Veel stellingen appelleren aan onze behoefte aan het vermijden van verlies en het afstand nemen van dingen die vervelende associaties oproepen (zoals subsidie en belasting). Overigens wisselen de diverse stemwijzers het perspectief in hun bewoording. Maar of het genoeg is valt te betwijfelen. Het ligt er dus maar net aan welke vraagstelling je krijgt of je brein het zonnig of bewolkt inziet.

Moeten we last hebben van kieswijzerkeuzestress?

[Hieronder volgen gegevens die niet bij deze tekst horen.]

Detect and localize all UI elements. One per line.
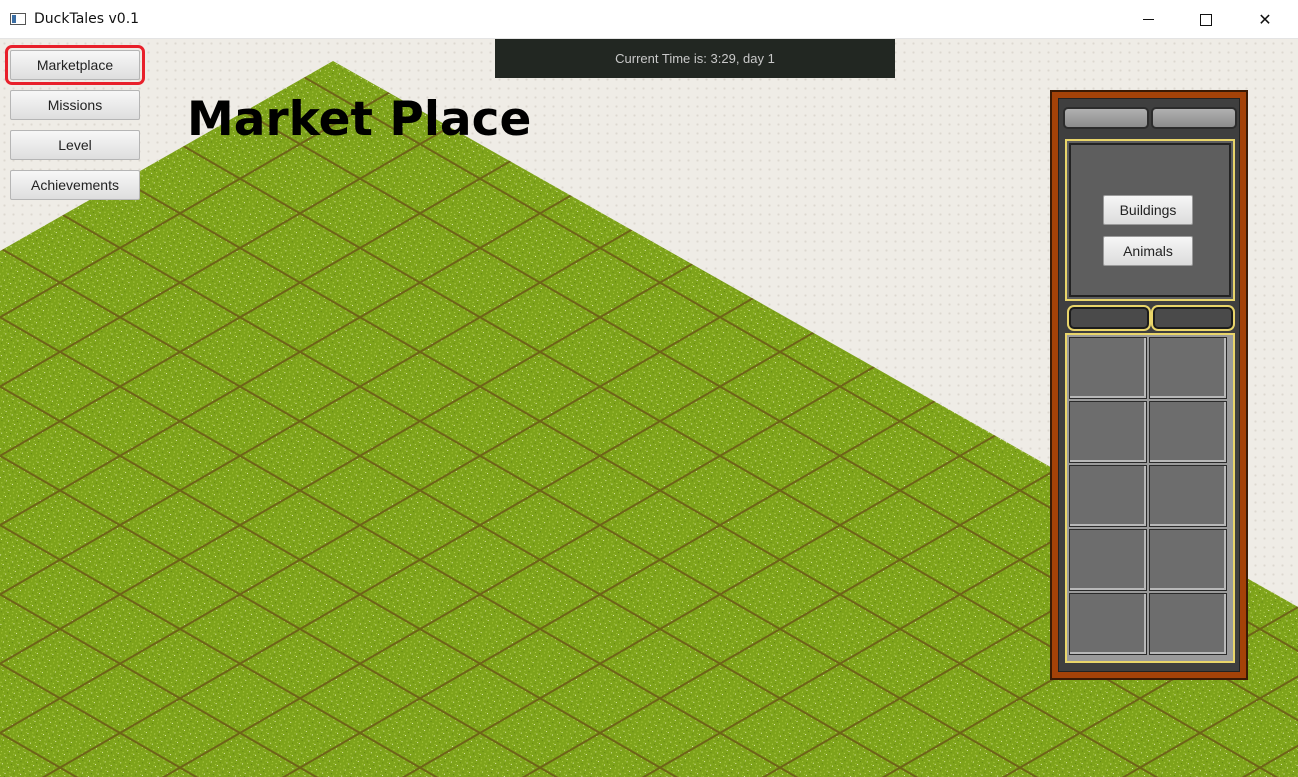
page-prev-tab[interactable]	[1069, 307, 1149, 329]
item-slot[interactable]	[1069, 529, 1147, 591]
market-panel: Buildings Animals	[1050, 90, 1248, 680]
market-panel-inner: Buildings Animals	[1058, 98, 1240, 672]
panel-tab-left[interactable]	[1063, 107, 1149, 129]
page-title: Market Place	[187, 92, 532, 147]
item-grid	[1065, 333, 1235, 663]
time-display: Current Time is: 3:29, day 1	[495, 39, 895, 78]
page-next-tab[interactable]	[1153, 307, 1233, 329]
close-button[interactable]: ✕	[1236, 0, 1294, 39]
item-slot[interactable]	[1149, 337, 1227, 399]
category-box: Buildings Animals	[1065, 139, 1235, 301]
item-slot[interactable]	[1069, 465, 1147, 527]
minimize-icon	[1142, 19, 1154, 20]
maximize-button[interactable]	[1177, 0, 1235, 39]
game-stage[interactable]: Current Time is: 3:29, day 1 Market Plac…	[0, 39, 1298, 777]
minimize-button[interactable]	[1119, 0, 1177, 39]
item-slot[interactable]	[1149, 593, 1227, 655]
title-bar: DuckTales v0.1 ✕	[0, 0, 1298, 39]
missions-button[interactable]: Missions	[10, 90, 140, 120]
level-button[interactable]: Level	[10, 130, 140, 160]
buildings-button[interactable]: Buildings	[1103, 195, 1193, 225]
maximize-icon	[1200, 13, 1212, 26]
item-slot[interactable]	[1149, 401, 1227, 463]
window-title: DuckTales v0.1	[34, 11, 140, 27]
app-icon	[10, 13, 26, 25]
animals-button[interactable]: Animals	[1103, 236, 1193, 266]
item-slot[interactable]	[1149, 465, 1227, 527]
item-slot[interactable]	[1069, 337, 1147, 399]
close-icon: ✕	[1258, 10, 1272, 29]
item-slot[interactable]	[1069, 401, 1147, 463]
item-slot[interactable]	[1149, 529, 1227, 591]
marketplace-button[interactable]: Marketplace	[5, 45, 145, 85]
panel-tab-right[interactable]	[1151, 107, 1237, 129]
item-slot[interactable]	[1069, 593, 1147, 655]
achievements-button[interactable]: Achievements	[10, 170, 140, 200]
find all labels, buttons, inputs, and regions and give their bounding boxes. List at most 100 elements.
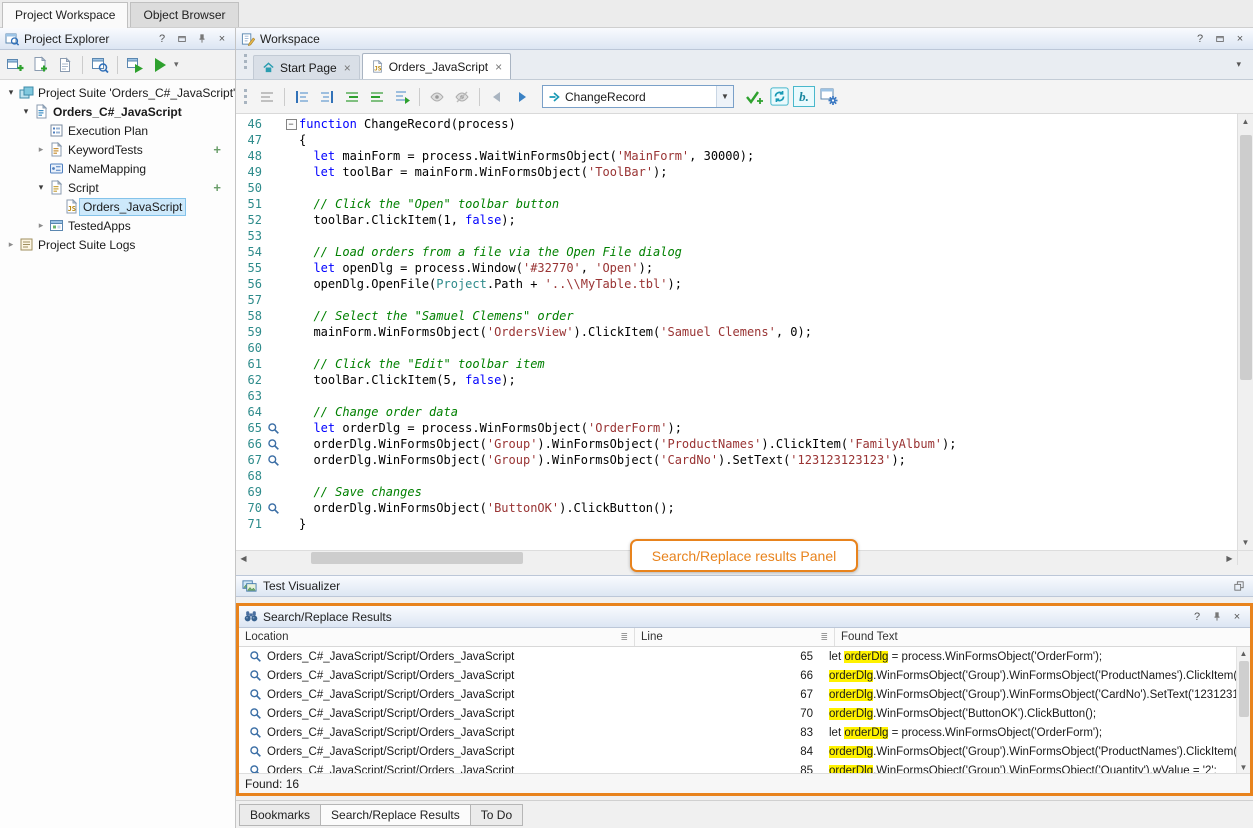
result-row[interactable]: Orders_C#_JavaScript/Script/Orders_JavaS… [239, 723, 1250, 742]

Ja wel een beetje, want elke stelling is beladen met associaties. Je kunt als zwevende kiezer meerdere kieswijzers kunnen doen om het effect te verminderen. Maar dat kost moeite en dat is al gauw te veel. De ontwerpers kunnen ook wat repareren. Dat gebeurt bij een aantal kieswijzers: je kunt de toelichting van de partijen lezen, waarin je diverse perspectieven tegenkomt. Je zou stellingen in verschillende bewoordingen kunnen aanbieden in één kieswijzer. Maar dat is niet levensvatbaar, want wie heeft puf voor een kieswijzer met 60 stellingen? Een kieswijzer voor kieswijzers is zo meta dat het belachelijk wordt. Dus er zit eigenlijk maar één ding op: accepteren. Met je keuze voor je kieswijzer wordt de keuze in het stemhokje alvast een beetje voorgesorteerd.

Over de auteurs: Sarah Gagestein is taalstrateeg gespecialiseerd in framing en schreef het boek Denk niet aan een roze olifant. Sibel Sukan is taalspecialist en studeert deze zomer af op een master Retorica en Argumentatie.